Countdown to Christmas
10 - Human Rights
- Universal Dignity, Equality & Liberty: Human rights introduced the revolutionary idea that every individual, regardless of their background, possesses inherent dignity and is entitled to equal treatment. Though often taken for granted today, this principle has been at the heart of liberal struggles for centuries.
- Protection from Power: Human rights act as shields. They protect us not only from the overreach of the state or powerful individuals but from society at large. They ensure that the tiniest of minorities—the individual—remains safe, no matter one’s position in society. And don't get this wrong; this is not anti-social. It's the opposite. That’s the very safety we need to be social and to interact with each other.
- The Symbol of Progress: Human rights are no longer just abstract ideas. They have been codified into documents worldwide—and enforced. Of course, this doesn’t make them untouchable. But they gave humanity a concrete roadmap for justice. They are our shining star of moral progress.
Christmas Miracle
As with most innovations that we have seen so far, there is no one single person that “invented” human rights. In fact, the establishment of human rights as a shared belief took painstakingly long. One might say, that they are the result of collective, century-long, and often tragic human struggle. And that’s why in many, the real, modern Christmas miracle occurred on December 10, 1948, when the United Nations General Assembly adopted the Universal Declaration of Human Rights (UDHR). This was the very moment the abstract idea of human rights became the declared moral foundation of the world.

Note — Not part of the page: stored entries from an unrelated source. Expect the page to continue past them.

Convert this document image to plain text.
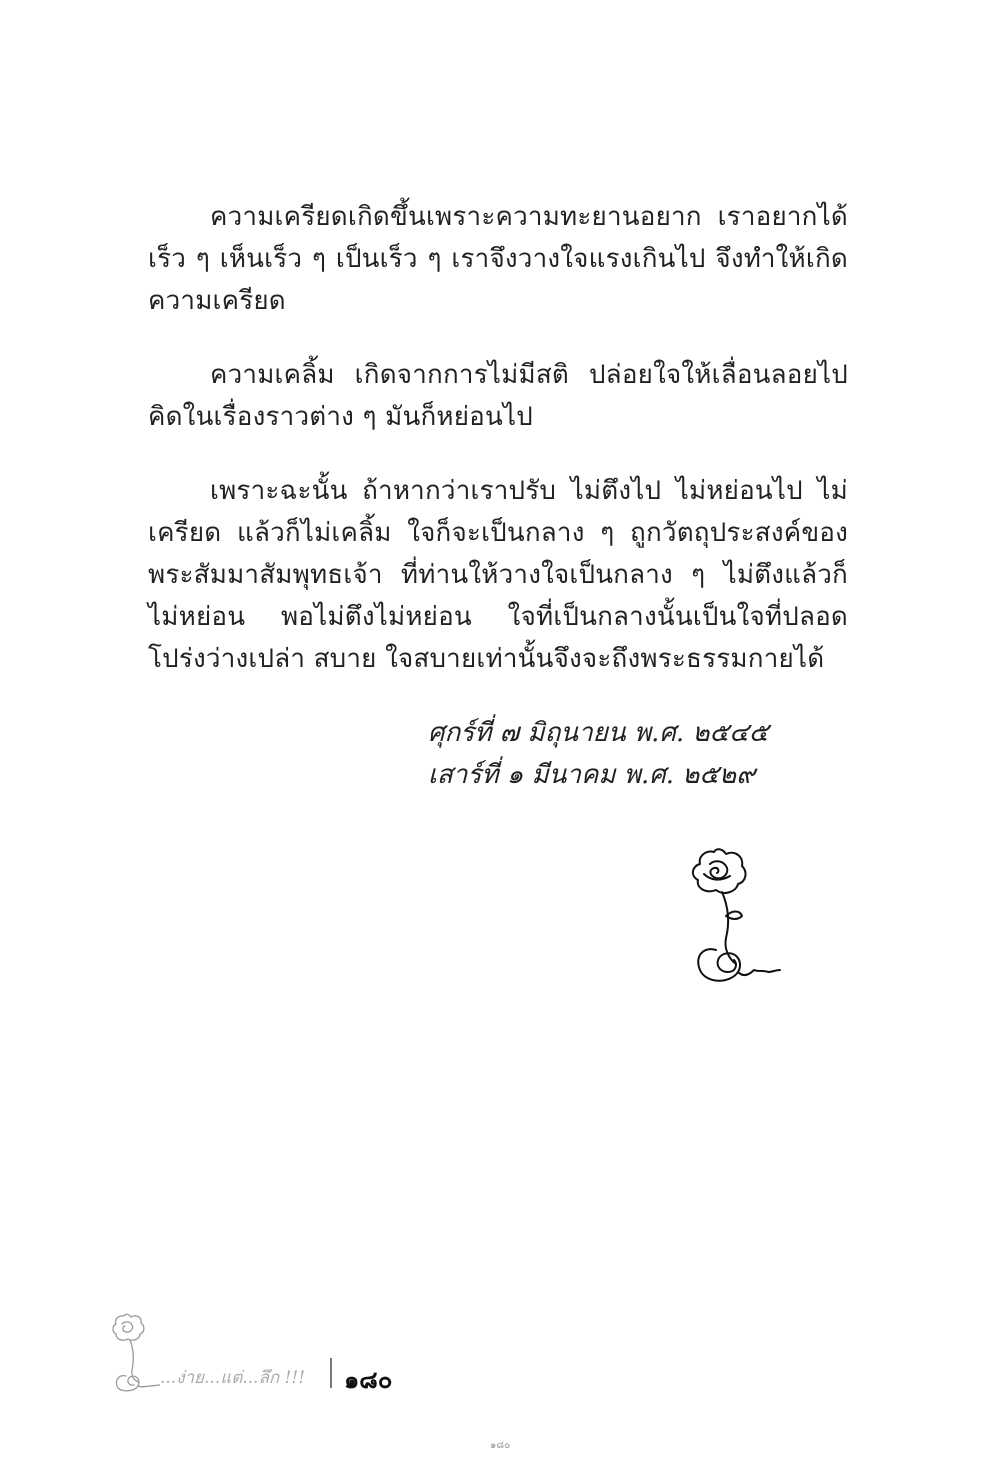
ความเครียดเกิดขึ้นเพราะความทะยานอยาก เราอยากได้เร็ว ๆ เห็นเร็ว ๆ เป็นเร็ว ๆ เราจึงวางใจแรงเกินไป จึงทำให้เกิดความเครียด

ความเคลิ้ม เกิดจากการไม่มีสติ ปล่อยใจให้เลื่อนลอยไปคิดในเรื่องราวต่าง ๆ มันก็หย่อนไป

เพราะฉะนั้น ถ้าหากว่าเราปรับ ไม่ตึงไป ไม่หย่อนไป ไม่เครียด แล้วก็ไม่เคลิ้ม ใจก็จะเป็นกลาง ๆ ถูกวัตถุประสงค์ของพระสัมมาสัมพุทธเจ้า ที่ท่านให้วางใจเป็นกลาง ๆ ไม่ตึงแล้วก็ไม่หย่อน พอไม่ตึงไม่หย่อน ใจที่เป็นกลางนั้นเป็นใจที่ปลอดโปร่งว่างเปล่า สบาย ใจสบายเท่านั้นจึงจะถึงพระธรรมกายได้

ศุกร์ที่ ๗ มิถุนายน พ.ศ. ๒๕๔๕
เสาร์ที่ ๑ มีนาคม พ.ศ. ๒๕๒๙
...ง่าย...แต่...ลึก !!! ๑๘๐
๑๘๐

Most people today take human rights for granted. They don’t vseem them as the most important invention of all time—or even as an invention at all. And that’s a problem. Recent history has unfortunately shown that human rights are only as strong as the people who believe in them and actively uphold them. They are not a divine gift to humanity but the hard-won result of collective human struggle. They are the culmination of liberal achievement.
So, don’t count on Santa Claus (or John Locke for that matter) to deliver human rights and liberty. Stand up and fight for them. They are the shining lights of our moral progress, even in the darkest of times.